Sırr, müşâhedetullahın mahallî bulunan kalbdeki hoş ve lezzetli bir latîfedir. Bir nevî gizli hakîkatlerin mazharıdır. Allah’ın hikmetine, eşyâdaki esmâ tecellilerine ulaşmaya çalışan ve îmân ile inkişâf eden kalbî ya da vicdânî bir latîfedir de diyebiliriz. Allah’ın isim ve sıfatlarının kâinatta tecelli eden mânâ ve esâslarının, îmân sâyesinde keşfolunup okunması anlamında da görebiliriz. Eğer insanda sır hâkim olursa, o insan arîf-i billâh olur. O zaman en muğlâk, en mestûr, en müşkül hakîkatler onun nazarında alenîyâta dönüşür.

Îmân öyle bir nûrlu iksirdir ki; sutûr-ı kâinât altında bulunan sırlı hakîkatleri ve mânâları gösterip, sır olmaktan çıkarır. Bedîüzzamân Hazretleri sırrın, Allah’ın esmâ ve evsâflarının kâinatta tecelli eden mânâlarını îmân sayesinde keşfolunup okunması olarak ifâde eder. Allah’ın isim ve sıfatlarının, esrâr ve sır olarak kalması ve okunamaması küfür ve dalâletten dolayıdır. Îmân bu perdeyi yırttığı için, hakîkatler sır olmaktan çıkarak, müşâhede edilmiş olur.

Bedîüzzamân Hazretleri îmân, ilim ve latîfelerin vazîfelerini ve mâhiyetini şu cümlelerle îzâh etmiştir.”Hem îmân yalnız ilim ile değil; îmânda çok letâifin hisseleri var. Nasıl ki, bir yemek mideye girse, o yemek muhtelif âsâba, muhtelif bir sûrette inkısâm edip tevzî’ olunuyor. İlimle gelen mesâil-i îmâniye dahi, akıl midesine girdikten sonra, derecâta göre rûh, kalb, sır, nefis ve hâkezâ, letâif kendine göre birer hisse alır, masseder. Eğer onların hissesi olmazsa noksandır. ” Öyleyse kalb, rûh, akıl, sır gibi letâifin imân ve ilim vasıtasıyla çok terakkiyât ve tefeyyüzleri vardır. Herbir insanda herbir latîfenin ayrı ayrı vazîfe-i ubûdiyetleri, ayrı ayrı lezzetleri ve elemleri vardır. Hem insan bir kalbden ibâret değildir. İnsanda, kalbden başka akıl, rûh, sır, nefis gibi mevcût olan letâif ve hâsseleri kendilerine mahsûs vezâife sevk ederek zengin bir dairede, kalbin kumandası altında ifâ-yı ubûdiyetlerini yaparlar.
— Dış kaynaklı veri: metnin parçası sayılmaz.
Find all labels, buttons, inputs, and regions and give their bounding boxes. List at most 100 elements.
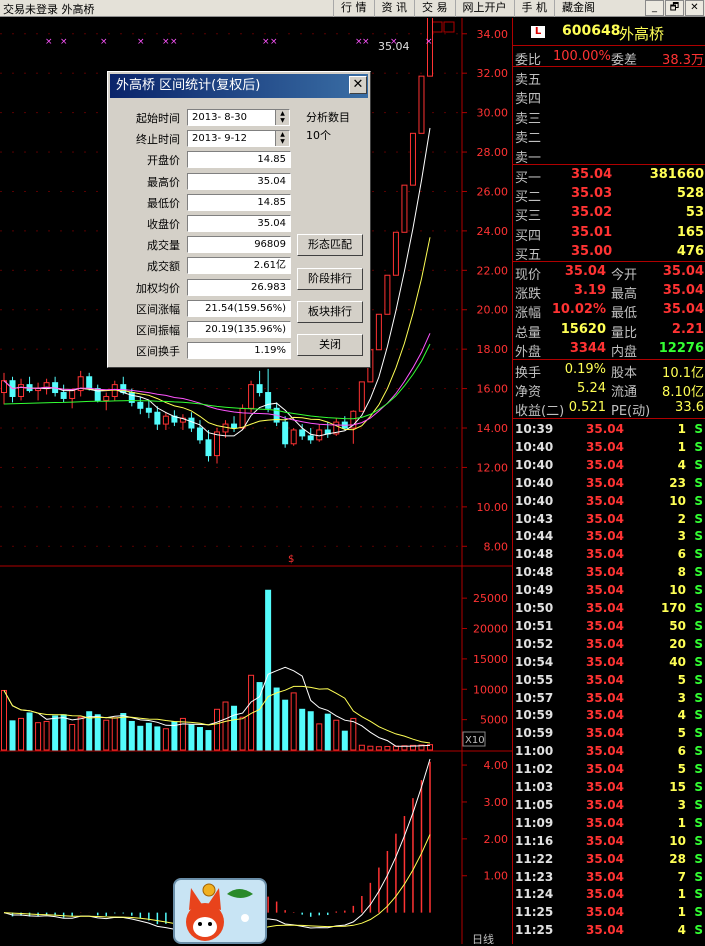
tick-time: 10:48	[515, 565, 554, 580]
tick-time: 10:51	[515, 618, 554, 633]
tick-price: 35.04	[586, 815, 624, 830]
tick-price: 35.04	[586, 475, 624, 490]
y-tick-label: 14.00	[477, 422, 509, 435]
candle-body	[35, 388, 42, 392]
tick-side: S	[694, 583, 703, 598]
field-value: 2013- 9-12	[192, 133, 247, 145]
y-tick-label: 18.00	[477, 343, 509, 356]
y-tick-label: 10.00	[477, 501, 509, 514]
value-field: 21.54(159.56%)	[187, 299, 291, 317]
spinner-icon[interactable]: ▲ ▼	[275, 110, 289, 125]
chart-toggle-icon	[443, 21, 455, 33]
tick-time: 10:54	[515, 654, 554, 669]
tick-row: 11:03 35.04 15 S	[513, 779, 705, 797]
spinner-icon[interactable]: ▲ ▼	[275, 131, 289, 147]
volume-bar	[18, 717, 25, 751]
sell-level-label: 卖三	[515, 111, 542, 127]
stat-value: 2.21	[671, 321, 704, 337]
close-icon[interactable]: ✕	[349, 76, 367, 94]
tick-row: 11:05 35.04 3 S	[513, 797, 705, 815]
volume-bar	[341, 730, 348, 751]
tick-row: 11:23 35.04 7 S	[513, 869, 705, 887]
tick-volume: 5	[677, 672, 686, 687]
candle-body	[188, 417, 195, 429]
candle-body	[256, 384, 263, 394]
stat-label: 总量	[515, 325, 542, 341]
tick-price: 35.04	[586, 833, 624, 848]
tick-time: 10:43	[515, 511, 554, 526]
tick-price: 35.04	[586, 439, 624, 454]
stat-label: 内盘	[611, 344, 638, 360]
restore-icon[interactable]: 🗗	[665, 0, 684, 16]
close-window-icon[interactable]: ✕	[685, 0, 704, 16]
tick-price: 35.04	[586, 618, 624, 633]
date-field[interactable]: 2013- 8-30 ▲ ▼	[187, 109, 290, 126]
candle-body	[299, 429, 306, 437]
event-marker: ×	[390, 37, 398, 47]
menu-item-4[interactable]: 手 机	[513, 0, 555, 17]
sector-ranking-button[interactable]: 板块排行	[297, 301, 363, 323]
tick-side: S	[694, 851, 703, 866]
close-button[interactable]: 关闭	[297, 334, 363, 356]
candle-body	[145, 407, 152, 413]
tick-volume: 5	[677, 762, 686, 777]
vol-tick-label: 5000	[480, 714, 508, 727]
menu-item-5[interactable]: 藏金阁	[554, 0, 602, 17]
buy-level-volume: 476	[676, 243, 704, 259]
candle-body	[282, 421, 289, 445]
stat-value: 33.6	[675, 400, 704, 416]
minimize-icon[interactable]: _	[645, 0, 664, 16]
field-value: 2.61亿	[253, 260, 286, 272]
tick-row: 10:59 35.04 4 S	[513, 707, 705, 725]
fundamental-row: 净资 5.24 流通 8.10亿	[513, 380, 705, 400]
stat-value: 0.521	[568, 400, 606, 416]
stage-ranking-button[interactable]: 阶段排行	[297, 268, 363, 290]
y-tick-label: 24.00	[477, 225, 509, 238]
tick-time: 10:52	[515, 636, 554, 651]
volume-bar	[265, 589, 272, 751]
field-label: 加权均价	[136, 281, 180, 295]
mascot-widget[interactable]	[173, 878, 267, 944]
field-value: 20.19(135.96%)	[205, 324, 286, 335]
tick-time: 11:02	[515, 762, 554, 777]
event-marker: ×	[45, 37, 53, 47]
tick-row: 10:48 35.04 8 S	[513, 564, 705, 582]
stat-label: 最低	[611, 306, 638, 322]
title-bar: 交易未登录 外高桥 行 情资 讯交 易网上开户手 机藏金阁 _ 🗗 ✕	[0, 0, 705, 17]
stat-value: 15620	[560, 321, 606, 337]
menu-item-1[interactable]: 资 讯	[373, 0, 415, 17]
tick-price: 35.04	[586, 493, 624, 508]
y-tick-label: 34.00	[477, 28, 509, 41]
stat-value: 35.04	[564, 264, 606, 279]
tick-row: 11:16 35.04 10 S	[513, 833, 705, 851]
tick-time: 11:24	[515, 887, 554, 902]
tick-volume: 1	[677, 422, 686, 436]
value-field: 1.19%	[187, 342, 291, 360]
date-field[interactable]: 2013- 9-12 ▲ ▼	[187, 130, 290, 148]
field-label: 区间振幅	[136, 324, 180, 337]
tick-time: 10:55	[515, 672, 554, 687]
tick-price: 35.04	[586, 762, 624, 777]
buy-level-label: 买四	[515, 228, 542, 244]
tick-price: 35.04	[586, 457, 624, 472]
tick-row: 10:40 35.04 4 S	[513, 457, 705, 475]
menu-item-0[interactable]: 行 情	[333, 0, 374, 17]
stat-value: 10.02%	[551, 302, 606, 318]
tick-price: 35.04	[586, 565, 624, 580]
volume-bar	[324, 713, 331, 751]
buy-level-volume: 381660	[649, 167, 704, 182]
volume-bar	[375, 746, 382, 751]
tick-price: 35.04	[586, 744, 624, 759]
pattern-match-button[interactable]: 形态匹配	[297, 234, 363, 256]
menu-item-3[interactable]: 网上开户	[454, 0, 514, 17]
volume-bar	[239, 716, 246, 751]
tick-volume: 5	[677, 726, 686, 741]
chart-toggle-icon	[431, 21, 443, 33]
stat-value: 12276	[658, 340, 704, 356]
stat-label: 涨跌	[515, 287, 542, 303]
tick-time: 11:25	[515, 905, 554, 920]
tick-volume: 8	[677, 565, 686, 580]
tick-price: 35.04	[586, 636, 624, 651]
menu-item-2[interactable]: 交 易	[414, 0, 455, 17]
tick-price: 35.04	[586, 726, 624, 741]
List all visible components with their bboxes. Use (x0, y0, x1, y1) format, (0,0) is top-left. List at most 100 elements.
Âlem-i emrin yanî maddesiz, zamansız ve ölçüye girmeyen âlemin beş mertebesinden birisi de sırrdır. Tasavvuf yolculuğunda ise rûhun üstündeki derecedir diye ta’rîf edilir. Âlem-i emrin birinci basamağı kalbdir. Bu yolda kalbi geçtikten sonra sırasıyla rûh, sır, hafî ve ahfâ mertebelerinde ilerlenir. Üstad Bedîüzzamân Hazretleri de İmâm-ı Rabbânî’den nakille “Letâif-i aşere, İmam-ı Rabbânî kalb, rûh, sır, hafî, ahfâ, insanda anâsır-ı erbaanın herbir unsurdan o unsura münâsîb bir latîfe-i insâniye tâbîr ederek, seyr-i sülûkta her mertebede bir latîfenin terakkiyatı ve ahvâlinden icmâlen bahsetmiştir. ” demektedir. İmâm-ı Rabbânî’de “Âlem-i emrin bu beş latîfesini anlamak ve bunlar üzerinde bilgi edinmek, ancak Muhammed aleyhisselâmın izinde gidenlerin büyüklerine nasîb olmuştur.” der.

Araştırma ve okumalarımda sır ile ilgili bilgilerin icmâlîni söylemek gerekirse gizli şey demek olan sır mutasavvıf ehlince, kalbe bağlı Rabbimizin bize emâneti olan bir latîfedir. İnsan vücûdu için rûh ne ise kalbde de sır öyle bir mânâ ifâde eder. Hafî ise gizli, kapaklı ve saklı mânâlarına gelir ve sırra göre daha muğlâk ve derin kalbin Rabbâni hakîkatleri temâşâya açılan bir menfezi hükmündedir. Ahfâ ise sanki sırrın da sırrı hükmünde en gizli ve en kapalı, hatta ihâta edilemeyen hakîkatlere açılan Rabbâni bir pencere hükmündedir. Sırr, ehl-i hakîkatçe kalbin ulaştığı malûmatları Allah’ın inâyeti ile müşâhede tertîbâtıdır. Hafî ise yüce Allah’ın ulûhiyet sırlarının atlası hükmündedir diyebiliriz. Ahfâ da kâinattaki esmâ hazînelerinin esrârlı bir anahtarı hükmünde olup ene ile birlikte künûz-u mahfîyeyi keşfetmektedir.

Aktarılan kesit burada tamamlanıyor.